Yeni yaklaşımda sifiliz taramasında ilk adım treponemal bir testin çalışılmasıdır. Dokuz Eylül Üniversitesi Hastanesi Seroloji Laboratuvarı, Ocak 2007 tarihine kadar sifiliz taramasında RPR (Rapid Plasma Reagin) testini kullanırken, bu tarihten sonra T.pallidum'a özgül antikorları saptayan ve kemilüminesan mikropartikül EIA (CMIA) prensibi ile çalışan "Architect Syphilis TP" (Architect i2000; Abbott Japan Co., Tokyo, Japonya) testini kullanmıştır. Yapılan bu değişiklikten sonra CMIA testi pozitif çıkan örnekler için uygulanacak yeni bir tanısal algoritma literatür desteğinde oluşturulmuştur. Bu çalışmanın amacı, yaklaşık üç yıl boyunca kullanılan tanısal algoritmanın elde edilen veriler doğrultusunda ve literatür eşliğinde gözden geçirilmesidir.
GEREÇ ve YÖNTEM
Çalışma Grubu ve Tasarımı
Bu çalışmada, seropozitiflik oranlarında meydana gelen değişimi belirleyebilmek amacıyla, Ocak 2007-Şubat 2010 tarihlerine ait seroloji laboratuvarı kayıtları geriye dönük olarak incelendi. İncelemede sifiliz tarama testi çalışılan örnek sayısı, hasta sayısı, bu hastaların kadın/erkek oranları, pozitif ve negatif örneklerin cinsiyete göre dağılımları belirlendi.
Çalışmanın ikinci bölümünde, Aralık 2007-Şubat 2010 tarihleri arasında sifiliz tanı testlerinde uygulanan tanısal algoritma (Şekil 1) ile elde edilen test sonuçları incelendi.
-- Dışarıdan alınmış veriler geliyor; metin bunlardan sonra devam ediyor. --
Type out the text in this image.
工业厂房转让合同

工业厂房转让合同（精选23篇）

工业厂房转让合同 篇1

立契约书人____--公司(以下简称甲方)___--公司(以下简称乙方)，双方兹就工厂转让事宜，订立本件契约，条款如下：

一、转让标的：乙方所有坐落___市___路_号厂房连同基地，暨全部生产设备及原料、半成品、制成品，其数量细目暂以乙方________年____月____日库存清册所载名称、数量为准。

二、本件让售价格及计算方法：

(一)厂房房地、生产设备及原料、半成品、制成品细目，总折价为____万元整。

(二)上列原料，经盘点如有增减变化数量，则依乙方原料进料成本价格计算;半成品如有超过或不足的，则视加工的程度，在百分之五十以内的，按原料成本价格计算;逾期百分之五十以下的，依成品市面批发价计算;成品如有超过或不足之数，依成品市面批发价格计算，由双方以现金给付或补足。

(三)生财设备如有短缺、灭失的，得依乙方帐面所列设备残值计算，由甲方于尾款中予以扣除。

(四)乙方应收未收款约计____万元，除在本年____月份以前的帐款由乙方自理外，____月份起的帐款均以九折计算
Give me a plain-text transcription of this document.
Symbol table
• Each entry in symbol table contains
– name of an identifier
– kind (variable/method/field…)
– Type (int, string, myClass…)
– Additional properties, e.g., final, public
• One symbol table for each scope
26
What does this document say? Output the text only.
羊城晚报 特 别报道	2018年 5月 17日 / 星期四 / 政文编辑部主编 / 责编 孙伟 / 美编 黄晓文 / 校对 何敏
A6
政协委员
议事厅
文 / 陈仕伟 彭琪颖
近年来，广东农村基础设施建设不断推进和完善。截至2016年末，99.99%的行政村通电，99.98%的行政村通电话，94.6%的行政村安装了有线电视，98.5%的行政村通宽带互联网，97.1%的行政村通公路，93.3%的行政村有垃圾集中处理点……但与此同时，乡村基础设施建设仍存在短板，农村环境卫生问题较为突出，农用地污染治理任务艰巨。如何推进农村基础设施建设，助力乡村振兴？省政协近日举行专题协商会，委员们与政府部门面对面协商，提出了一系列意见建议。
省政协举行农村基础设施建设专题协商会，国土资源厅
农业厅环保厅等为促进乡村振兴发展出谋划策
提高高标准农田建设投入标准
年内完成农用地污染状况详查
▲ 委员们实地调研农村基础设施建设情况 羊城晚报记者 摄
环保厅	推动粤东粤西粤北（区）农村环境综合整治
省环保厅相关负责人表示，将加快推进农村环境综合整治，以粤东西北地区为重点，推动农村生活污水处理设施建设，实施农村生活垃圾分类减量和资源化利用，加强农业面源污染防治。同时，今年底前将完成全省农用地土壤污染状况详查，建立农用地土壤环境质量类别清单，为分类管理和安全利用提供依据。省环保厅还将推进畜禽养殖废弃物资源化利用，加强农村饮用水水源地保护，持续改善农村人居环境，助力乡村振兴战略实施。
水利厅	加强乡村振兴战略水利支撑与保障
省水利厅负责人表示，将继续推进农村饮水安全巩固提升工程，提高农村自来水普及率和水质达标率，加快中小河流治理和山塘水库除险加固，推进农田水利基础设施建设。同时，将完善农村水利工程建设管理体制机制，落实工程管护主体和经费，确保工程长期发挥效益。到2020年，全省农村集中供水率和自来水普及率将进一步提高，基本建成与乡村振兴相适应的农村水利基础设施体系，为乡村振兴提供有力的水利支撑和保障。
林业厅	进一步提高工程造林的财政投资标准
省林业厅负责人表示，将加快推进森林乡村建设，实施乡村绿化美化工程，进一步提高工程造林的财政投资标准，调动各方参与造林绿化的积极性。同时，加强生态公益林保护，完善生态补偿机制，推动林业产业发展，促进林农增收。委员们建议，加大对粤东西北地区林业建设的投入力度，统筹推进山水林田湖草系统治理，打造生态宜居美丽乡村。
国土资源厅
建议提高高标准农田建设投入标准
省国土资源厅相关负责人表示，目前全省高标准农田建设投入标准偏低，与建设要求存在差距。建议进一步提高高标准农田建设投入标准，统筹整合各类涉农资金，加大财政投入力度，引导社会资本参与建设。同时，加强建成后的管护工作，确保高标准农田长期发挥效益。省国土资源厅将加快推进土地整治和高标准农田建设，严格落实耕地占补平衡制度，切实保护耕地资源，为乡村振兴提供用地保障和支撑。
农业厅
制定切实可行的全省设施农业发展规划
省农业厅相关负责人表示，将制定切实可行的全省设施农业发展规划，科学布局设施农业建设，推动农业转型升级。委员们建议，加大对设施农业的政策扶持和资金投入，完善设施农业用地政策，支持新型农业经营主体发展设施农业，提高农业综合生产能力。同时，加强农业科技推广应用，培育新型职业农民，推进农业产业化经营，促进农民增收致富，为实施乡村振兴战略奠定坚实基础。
Uygulanan refleks tanısal algoritma, "Centers for Disease Control and Prevention (CDC)" tarafından 2006 yılında yayınlanan "Sexually Transmitted Diseases Treatment Guidelines, 2006" adlı rehberinde yer alan öneriler doğrultusunda oluşturulmuştu2. Bu algoritmaya uygun olarak, CMIA pozitif her örnekte, aktif sifiliz enfeksiyonu varlığını araştırmak ve klinisyenin tedavi takibine yardımcı olmak için, semikantitatif olarak RPR çalışıldı. CMIA ile birlikte RPR pozitifliği saptandığında sonuç raporunda RPR'nin pozitif saptandığı en son titre ile birlikte her iki testin pozitif olduğu bildirildi. CMIA pozitif olmasına karşın RPR negatif saptanan örneklerle semikantitatif olarak T.pallidum hemaglütinasyon (TPHA) testi çalışıldı. TPHA testinin seçilmesindeki amaç, özgül antikorların farklı bir yöntemle saptanması, aynı zamanda ucuz olması ve ek cihaz gerektirmemesi idi. CMIA pozitifliği ile birlikte TPHA testinde de pozitif saptanan örnekler gerçek pozitif (doğrulanmış) olarak kabul edildi. Buna karşın, CMIA pozitif, RPR ve TPHA negatif örneklerin sonuç raporunda testlerin üç hafta sonra tekrarlanması önerildi. Böyle bir önerinin yapılmasının nedeni, primer sifiliz enfeksiyonlarında EIA yönteminin nontreponemal testlere ve TPHA'ya göre daha duyarlı olma olasılığıdır4,5. Önerilen süre sonunda EIA'nın yakalayıp, TPHA'nın kaçırdığı primer enfeksiyon olgularında antikor düzeyinin TPHA için yeterli düzeye ulaşabileceği varsayıldı6.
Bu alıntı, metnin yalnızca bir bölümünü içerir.